I've recently been involved with a few line-of-business projects recently that have been fairly successful. They all use well-honed agile principles, and they met the requirements that their Product Owners had of them, and by all measures were successful.
However, simultaneously, I'm seeing a great deal of technical complexity being introduced to systems: microservices and SPAs (with all the attendant web stack complexity) being the most common.

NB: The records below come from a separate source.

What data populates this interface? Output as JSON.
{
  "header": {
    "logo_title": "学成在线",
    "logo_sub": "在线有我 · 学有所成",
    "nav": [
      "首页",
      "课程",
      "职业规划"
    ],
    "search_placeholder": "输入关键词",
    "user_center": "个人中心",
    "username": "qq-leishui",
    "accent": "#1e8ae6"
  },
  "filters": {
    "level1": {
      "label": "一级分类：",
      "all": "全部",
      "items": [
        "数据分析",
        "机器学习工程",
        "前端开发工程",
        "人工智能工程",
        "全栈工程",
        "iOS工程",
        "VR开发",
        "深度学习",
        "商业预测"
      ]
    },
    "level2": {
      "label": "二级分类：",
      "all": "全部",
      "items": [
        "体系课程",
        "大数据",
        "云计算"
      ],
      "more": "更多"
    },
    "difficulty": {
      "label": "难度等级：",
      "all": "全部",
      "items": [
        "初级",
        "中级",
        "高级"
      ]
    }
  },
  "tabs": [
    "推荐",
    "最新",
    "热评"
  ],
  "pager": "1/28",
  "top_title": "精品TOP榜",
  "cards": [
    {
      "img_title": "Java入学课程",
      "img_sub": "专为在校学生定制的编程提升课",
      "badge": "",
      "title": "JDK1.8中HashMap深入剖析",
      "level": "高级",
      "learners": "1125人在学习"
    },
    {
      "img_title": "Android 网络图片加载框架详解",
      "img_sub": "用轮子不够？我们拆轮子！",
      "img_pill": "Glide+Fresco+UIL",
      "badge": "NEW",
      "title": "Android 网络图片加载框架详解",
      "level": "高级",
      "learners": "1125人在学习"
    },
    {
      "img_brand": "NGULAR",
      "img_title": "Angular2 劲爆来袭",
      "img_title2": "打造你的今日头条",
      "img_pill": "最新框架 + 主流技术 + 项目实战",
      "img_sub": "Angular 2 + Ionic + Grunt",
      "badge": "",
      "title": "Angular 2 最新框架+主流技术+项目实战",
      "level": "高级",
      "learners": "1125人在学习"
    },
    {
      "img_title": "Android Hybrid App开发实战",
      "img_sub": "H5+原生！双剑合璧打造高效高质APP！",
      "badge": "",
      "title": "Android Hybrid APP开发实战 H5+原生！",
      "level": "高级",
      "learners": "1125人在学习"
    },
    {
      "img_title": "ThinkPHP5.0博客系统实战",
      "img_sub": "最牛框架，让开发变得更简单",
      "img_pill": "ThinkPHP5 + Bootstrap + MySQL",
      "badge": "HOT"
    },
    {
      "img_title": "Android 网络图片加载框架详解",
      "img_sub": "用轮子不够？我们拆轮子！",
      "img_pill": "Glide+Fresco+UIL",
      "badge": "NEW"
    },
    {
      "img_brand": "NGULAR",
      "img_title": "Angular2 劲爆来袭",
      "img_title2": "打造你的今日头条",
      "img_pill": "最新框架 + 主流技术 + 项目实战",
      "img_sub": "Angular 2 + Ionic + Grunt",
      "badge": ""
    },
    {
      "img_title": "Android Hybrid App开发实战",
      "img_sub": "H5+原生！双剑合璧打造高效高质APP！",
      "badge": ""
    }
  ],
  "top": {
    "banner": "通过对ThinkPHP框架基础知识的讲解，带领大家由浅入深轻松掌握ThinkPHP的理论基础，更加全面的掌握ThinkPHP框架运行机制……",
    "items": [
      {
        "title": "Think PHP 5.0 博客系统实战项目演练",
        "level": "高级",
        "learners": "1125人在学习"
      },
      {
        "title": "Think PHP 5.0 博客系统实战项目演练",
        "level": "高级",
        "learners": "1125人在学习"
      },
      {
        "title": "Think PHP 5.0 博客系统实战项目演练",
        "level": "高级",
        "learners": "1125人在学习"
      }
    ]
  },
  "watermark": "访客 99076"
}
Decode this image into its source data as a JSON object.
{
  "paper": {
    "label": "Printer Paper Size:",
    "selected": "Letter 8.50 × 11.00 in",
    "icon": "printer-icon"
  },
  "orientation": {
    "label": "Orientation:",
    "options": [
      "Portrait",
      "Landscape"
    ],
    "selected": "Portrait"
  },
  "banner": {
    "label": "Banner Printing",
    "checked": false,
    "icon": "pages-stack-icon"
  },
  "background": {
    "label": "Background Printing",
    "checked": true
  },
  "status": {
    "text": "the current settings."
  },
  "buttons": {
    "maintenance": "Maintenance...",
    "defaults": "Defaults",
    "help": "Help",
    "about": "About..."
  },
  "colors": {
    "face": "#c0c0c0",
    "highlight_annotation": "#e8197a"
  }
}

A lot of it seems to be driven by a need for developers to keep their CVs shiny, or because smart developers want cool things to play with, or because of "Google envy". There seems to be very little engineering justification for these approaches in most cases, and technically simpler approaches would work better.
I've been thinking about Fred Brooke's Mythical Man Month, in which he described 2 forms of complexity: Accidental Complexity as being technical in nature, while Essential complexity relating to the problem domain, and being more intractable.
Although Essential complexity remains stubborn in business systems, I believe we are slowly getting to the point where it is being tamed through more responsive (agile) dev practices, leading to happier customers who get software that does what they expect. On the other hand, I feel that accidental complexity is exploding, and for the first time in my career, it is growing at a faster rate than essential complexity, and masking a lot of the gains we are getting from improved processes. Is this a fair observation, or am I just jaded?
The kind of over-engineering for the CV polishing almost always comes from our college hires. It's not really their fault, as I understand the attraction to the shiniest object when your a newb. When their monstrosities are allowed to make it into production, however, is when you have a dev manager that doesn't really understand software engineering.
For my part, I used to scream from the mountain tops that we were over-engineering everything, but now I just let them fuck shit up cause I'm tired of trying to save people from themselves.